Carpington fiddled vacantly with papers on his desk. “I’m finished. It’s all over for me.”

“Could be. But for the moment, as long as these prints and the negatives don’t land in the wrong hands, you’re still okay. So I’ve got a few more questions. You saw Stefanie yesterday, at her house. What did you talk about? How was she?”

“We didn’t talk about that much. We just, you know. But she did seem, I don’t know, different.”

“How do you mean, different?”

“On edge, distracted. She had something on her mind.”

“Did she say anything?”

“I don’t know. Why does it matter? Why don’t you just ask her yourself?”

“I’m asking you. What did she say?”

“She wanted to know how much it would cost to fly somewhere. The Bahamas, or Barbados, San Francisco. She was throwing out all these names of places. I asked her if she was going on a trip, and she said maybe. She said she might be going away.”

“Alone, or with someone else?”

“She, she didn’t say. It’s almost like she was talking about running away. Like she was scared. But I may have read that wrong. Maybe she’s just planning a vacation. Maybe she’s going away with her boyfriend.”

“Boyfriend? She has a boyfriend?”

“Well, I don’t know for sure that she does, but I have this sense that there’s someone else. Someone she’s seeing. Or has been seeing.”

“That must hurt,” I said, “the idea that she might be unfaithful to you and all.” I thought Carpington might shoot me a look, but he missed the irony and kept staring down at his desk.

“No, I know what we’ve got and what the limits are. I know she doesn’t like me. I know why she’s doing what she’s doing. I’m not stupid. I mean, look at me. What are the chances a girl like Stefanie Knight would be interested in a guy like me?”

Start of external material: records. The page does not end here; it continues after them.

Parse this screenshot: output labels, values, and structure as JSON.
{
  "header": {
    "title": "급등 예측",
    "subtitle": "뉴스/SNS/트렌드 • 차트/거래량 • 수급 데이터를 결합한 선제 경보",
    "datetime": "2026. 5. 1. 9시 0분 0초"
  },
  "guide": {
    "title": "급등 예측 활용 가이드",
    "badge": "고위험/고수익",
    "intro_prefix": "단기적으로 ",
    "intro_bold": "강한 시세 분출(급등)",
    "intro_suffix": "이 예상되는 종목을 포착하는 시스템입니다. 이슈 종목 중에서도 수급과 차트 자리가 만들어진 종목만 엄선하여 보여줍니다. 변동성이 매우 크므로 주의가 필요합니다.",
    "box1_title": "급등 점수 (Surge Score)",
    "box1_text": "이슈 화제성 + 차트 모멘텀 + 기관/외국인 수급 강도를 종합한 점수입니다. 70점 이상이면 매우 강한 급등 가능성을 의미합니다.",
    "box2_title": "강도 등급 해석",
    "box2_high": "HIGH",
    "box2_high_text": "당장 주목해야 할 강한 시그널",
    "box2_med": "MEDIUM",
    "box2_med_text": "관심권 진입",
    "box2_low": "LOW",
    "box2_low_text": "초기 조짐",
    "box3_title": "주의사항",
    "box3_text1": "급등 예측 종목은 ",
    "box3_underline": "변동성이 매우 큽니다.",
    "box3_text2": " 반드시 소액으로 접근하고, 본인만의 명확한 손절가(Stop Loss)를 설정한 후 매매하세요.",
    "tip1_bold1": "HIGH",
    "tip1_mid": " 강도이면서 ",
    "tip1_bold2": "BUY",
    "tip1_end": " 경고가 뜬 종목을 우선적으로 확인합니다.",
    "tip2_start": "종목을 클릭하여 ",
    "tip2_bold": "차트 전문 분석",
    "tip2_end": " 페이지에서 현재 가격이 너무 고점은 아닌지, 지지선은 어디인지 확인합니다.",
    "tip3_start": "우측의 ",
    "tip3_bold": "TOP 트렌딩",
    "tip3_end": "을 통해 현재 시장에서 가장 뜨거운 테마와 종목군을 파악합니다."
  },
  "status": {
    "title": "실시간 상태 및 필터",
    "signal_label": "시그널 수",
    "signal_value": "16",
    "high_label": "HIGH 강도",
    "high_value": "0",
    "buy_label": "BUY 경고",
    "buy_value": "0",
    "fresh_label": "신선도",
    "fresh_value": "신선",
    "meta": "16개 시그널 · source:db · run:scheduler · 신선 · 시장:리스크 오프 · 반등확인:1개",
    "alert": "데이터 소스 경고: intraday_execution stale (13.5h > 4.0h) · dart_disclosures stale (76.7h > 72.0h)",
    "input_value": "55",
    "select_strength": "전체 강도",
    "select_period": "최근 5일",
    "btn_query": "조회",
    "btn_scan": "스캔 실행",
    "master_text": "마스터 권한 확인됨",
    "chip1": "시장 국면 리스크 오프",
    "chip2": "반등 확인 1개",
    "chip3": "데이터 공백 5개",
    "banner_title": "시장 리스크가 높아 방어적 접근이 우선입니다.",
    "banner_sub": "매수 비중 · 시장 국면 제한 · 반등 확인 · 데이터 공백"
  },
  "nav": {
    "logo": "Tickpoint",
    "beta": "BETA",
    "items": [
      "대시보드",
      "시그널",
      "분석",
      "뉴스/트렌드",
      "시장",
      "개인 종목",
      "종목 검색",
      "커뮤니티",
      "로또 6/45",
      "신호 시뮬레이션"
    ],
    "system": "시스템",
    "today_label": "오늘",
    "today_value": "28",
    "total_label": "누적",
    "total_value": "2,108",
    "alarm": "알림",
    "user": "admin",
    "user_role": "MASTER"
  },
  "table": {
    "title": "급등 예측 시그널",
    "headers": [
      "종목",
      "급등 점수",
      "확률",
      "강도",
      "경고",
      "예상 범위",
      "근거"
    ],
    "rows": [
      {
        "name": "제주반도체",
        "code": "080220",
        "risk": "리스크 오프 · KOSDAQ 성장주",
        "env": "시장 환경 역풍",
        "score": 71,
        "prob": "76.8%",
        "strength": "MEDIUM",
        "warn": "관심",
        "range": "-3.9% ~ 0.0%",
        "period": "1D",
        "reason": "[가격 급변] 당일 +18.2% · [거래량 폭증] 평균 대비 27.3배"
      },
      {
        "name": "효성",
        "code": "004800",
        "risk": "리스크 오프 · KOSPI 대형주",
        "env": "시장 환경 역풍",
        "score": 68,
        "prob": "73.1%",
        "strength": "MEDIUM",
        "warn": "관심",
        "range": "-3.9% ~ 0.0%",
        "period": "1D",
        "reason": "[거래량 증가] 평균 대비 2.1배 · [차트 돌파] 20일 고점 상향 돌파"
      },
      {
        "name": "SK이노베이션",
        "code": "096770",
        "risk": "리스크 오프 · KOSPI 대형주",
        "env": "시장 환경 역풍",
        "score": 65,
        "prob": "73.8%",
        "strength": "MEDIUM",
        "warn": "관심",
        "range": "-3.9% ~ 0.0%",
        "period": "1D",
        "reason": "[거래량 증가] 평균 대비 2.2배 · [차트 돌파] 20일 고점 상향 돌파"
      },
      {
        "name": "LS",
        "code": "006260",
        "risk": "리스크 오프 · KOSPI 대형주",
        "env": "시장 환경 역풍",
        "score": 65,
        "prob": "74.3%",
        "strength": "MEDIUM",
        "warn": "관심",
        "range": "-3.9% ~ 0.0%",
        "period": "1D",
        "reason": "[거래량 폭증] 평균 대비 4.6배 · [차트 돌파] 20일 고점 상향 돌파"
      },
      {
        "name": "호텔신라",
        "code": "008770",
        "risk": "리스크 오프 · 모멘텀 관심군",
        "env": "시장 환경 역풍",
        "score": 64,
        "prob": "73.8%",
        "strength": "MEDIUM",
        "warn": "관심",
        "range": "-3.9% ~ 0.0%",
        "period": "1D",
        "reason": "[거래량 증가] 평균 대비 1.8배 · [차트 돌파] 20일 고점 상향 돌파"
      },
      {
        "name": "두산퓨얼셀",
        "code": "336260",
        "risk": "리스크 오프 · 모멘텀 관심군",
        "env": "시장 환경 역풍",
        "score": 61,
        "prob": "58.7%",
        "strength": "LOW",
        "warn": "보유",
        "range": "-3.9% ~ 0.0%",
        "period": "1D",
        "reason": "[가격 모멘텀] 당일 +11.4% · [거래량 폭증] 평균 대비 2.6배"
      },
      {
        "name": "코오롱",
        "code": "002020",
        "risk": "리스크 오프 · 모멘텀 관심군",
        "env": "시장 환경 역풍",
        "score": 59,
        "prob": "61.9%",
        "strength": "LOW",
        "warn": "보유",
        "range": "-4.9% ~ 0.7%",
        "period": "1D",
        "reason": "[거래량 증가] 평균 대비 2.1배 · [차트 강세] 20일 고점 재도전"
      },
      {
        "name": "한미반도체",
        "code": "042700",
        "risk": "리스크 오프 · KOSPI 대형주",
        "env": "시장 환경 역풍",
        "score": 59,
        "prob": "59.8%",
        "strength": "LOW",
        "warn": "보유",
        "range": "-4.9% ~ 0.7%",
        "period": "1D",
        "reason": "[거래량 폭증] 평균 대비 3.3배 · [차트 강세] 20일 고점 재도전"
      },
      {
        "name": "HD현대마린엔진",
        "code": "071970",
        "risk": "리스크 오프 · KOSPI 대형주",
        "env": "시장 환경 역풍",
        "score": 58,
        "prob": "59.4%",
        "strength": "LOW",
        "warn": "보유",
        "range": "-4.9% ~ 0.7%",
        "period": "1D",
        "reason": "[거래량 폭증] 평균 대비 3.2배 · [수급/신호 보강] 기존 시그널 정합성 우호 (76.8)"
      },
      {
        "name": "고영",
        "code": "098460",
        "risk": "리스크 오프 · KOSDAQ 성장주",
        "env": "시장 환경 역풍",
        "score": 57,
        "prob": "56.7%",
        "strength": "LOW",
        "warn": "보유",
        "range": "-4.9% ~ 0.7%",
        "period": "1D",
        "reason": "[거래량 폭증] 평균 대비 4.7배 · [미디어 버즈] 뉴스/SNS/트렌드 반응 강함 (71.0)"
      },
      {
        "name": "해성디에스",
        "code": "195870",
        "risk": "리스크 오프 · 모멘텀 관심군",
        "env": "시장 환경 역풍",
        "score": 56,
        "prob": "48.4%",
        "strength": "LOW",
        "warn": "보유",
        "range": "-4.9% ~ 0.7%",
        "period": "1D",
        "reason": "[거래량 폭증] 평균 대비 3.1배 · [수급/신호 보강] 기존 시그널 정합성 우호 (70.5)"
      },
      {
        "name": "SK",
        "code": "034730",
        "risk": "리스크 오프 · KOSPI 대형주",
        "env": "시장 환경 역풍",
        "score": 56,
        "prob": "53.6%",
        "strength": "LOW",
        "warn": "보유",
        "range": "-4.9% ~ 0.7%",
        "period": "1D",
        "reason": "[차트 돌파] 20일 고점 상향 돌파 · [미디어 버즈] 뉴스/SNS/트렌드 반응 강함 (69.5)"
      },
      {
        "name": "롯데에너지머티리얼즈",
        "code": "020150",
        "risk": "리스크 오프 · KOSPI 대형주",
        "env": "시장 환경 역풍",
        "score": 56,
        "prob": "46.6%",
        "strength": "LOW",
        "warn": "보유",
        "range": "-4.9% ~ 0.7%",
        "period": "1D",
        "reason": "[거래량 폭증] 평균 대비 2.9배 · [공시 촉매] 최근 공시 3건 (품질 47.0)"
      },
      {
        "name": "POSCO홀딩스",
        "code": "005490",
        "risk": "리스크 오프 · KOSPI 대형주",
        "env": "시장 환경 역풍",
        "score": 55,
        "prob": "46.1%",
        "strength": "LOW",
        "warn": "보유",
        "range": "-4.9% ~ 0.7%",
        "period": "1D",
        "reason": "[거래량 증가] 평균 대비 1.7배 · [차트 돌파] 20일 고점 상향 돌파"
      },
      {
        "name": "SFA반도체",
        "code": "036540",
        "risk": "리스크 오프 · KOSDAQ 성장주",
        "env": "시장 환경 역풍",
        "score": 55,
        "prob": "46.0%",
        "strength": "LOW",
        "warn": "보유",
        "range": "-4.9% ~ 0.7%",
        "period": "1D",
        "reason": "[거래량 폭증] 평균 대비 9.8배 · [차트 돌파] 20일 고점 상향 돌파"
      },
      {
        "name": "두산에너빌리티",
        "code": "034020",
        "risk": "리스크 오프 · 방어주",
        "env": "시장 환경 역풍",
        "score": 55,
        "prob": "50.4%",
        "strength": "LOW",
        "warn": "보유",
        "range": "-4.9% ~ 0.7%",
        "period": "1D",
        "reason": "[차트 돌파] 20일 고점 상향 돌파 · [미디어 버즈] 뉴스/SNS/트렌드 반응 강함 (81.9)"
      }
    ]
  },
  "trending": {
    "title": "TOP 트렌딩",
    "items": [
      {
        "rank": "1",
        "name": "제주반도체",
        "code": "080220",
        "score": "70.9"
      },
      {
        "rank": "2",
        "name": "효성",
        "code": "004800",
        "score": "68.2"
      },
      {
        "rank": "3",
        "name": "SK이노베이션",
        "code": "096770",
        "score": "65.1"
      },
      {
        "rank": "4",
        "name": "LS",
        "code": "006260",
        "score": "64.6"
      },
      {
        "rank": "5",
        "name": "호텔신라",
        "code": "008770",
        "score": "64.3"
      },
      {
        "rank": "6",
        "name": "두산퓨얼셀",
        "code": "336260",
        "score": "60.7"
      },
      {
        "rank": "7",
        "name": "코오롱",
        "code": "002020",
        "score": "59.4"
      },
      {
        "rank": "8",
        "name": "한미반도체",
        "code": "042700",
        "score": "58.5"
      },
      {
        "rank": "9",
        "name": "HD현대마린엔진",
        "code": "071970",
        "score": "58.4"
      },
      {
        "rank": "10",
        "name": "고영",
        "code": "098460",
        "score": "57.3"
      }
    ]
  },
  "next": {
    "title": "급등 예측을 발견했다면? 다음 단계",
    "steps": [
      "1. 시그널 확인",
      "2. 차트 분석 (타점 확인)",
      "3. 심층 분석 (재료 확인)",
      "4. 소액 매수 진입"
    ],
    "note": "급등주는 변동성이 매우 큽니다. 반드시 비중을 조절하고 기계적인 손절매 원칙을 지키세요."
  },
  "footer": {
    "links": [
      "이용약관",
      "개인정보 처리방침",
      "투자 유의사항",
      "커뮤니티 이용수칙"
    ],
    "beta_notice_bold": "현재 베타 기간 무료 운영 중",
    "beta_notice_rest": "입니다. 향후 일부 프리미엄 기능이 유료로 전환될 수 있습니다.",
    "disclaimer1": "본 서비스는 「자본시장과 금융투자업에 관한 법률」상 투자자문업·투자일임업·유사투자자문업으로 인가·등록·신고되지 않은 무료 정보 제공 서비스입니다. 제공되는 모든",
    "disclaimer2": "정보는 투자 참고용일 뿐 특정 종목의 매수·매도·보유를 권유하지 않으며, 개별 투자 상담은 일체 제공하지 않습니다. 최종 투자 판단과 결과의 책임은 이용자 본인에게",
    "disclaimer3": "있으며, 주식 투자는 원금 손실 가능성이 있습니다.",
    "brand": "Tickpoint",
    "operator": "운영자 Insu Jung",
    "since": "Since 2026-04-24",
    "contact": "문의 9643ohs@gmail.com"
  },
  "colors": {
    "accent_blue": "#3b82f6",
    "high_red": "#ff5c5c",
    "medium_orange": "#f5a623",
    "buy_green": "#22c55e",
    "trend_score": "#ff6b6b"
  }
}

Well, he had me there, but I decided not to say anything. But what I was thinking was, Could this guy have any more motives for wanting Stefanie Knight dead? She was clearly part of some blackmail scheme against him. Maybe she’d been threatening to tell his wife about what they’d been up to. And there was the jealousy angle. Carpington figured she was seeing somebody else.

I was starting to feel better already. I was moving down from the number one spot on the list of possible suspects. “Sure, Detective,” I could hear myself saying in an interrogation room, “I stole her purse, but you want an even better suspect? Check out this guy.”

But all that aside, I didn’t think he was the one who’d struck Stefanie in the head with a shovel. He just didn’t seem to have it in him.

I said, “You think this boyfriend was Rick?”

“Rick?” Carpington, who I thought couldn’t look any worse, moved toward bilious. “Don’t even talk to me about him. He’s a total psychopath. He’s insane.”

“We’ve met. To be honest with you, I don’t care much for him, either. We didn’t hit it off very well.”

“Let me tell you what he did to me. He took me to this house they’d started building-this was back when he and Greenway and Mr. Benedetto first started talking to me about needing some help at the council level and at the planning committee-and all that was done was the basement, which they’d capped off with the beams and plywood for the first floor, and he took me down a ladder to show me-there were no stairs yet-how the first stages of construction are done. And I’m looking around, and I notice Rick’s gone, and so’s the ladder, and I’m trapped down there, in this wide-open basement with a layer of wood overtop, and then Rick drops this snake-and I’m not talking about some little snake or something-but this giant snake into the basement.”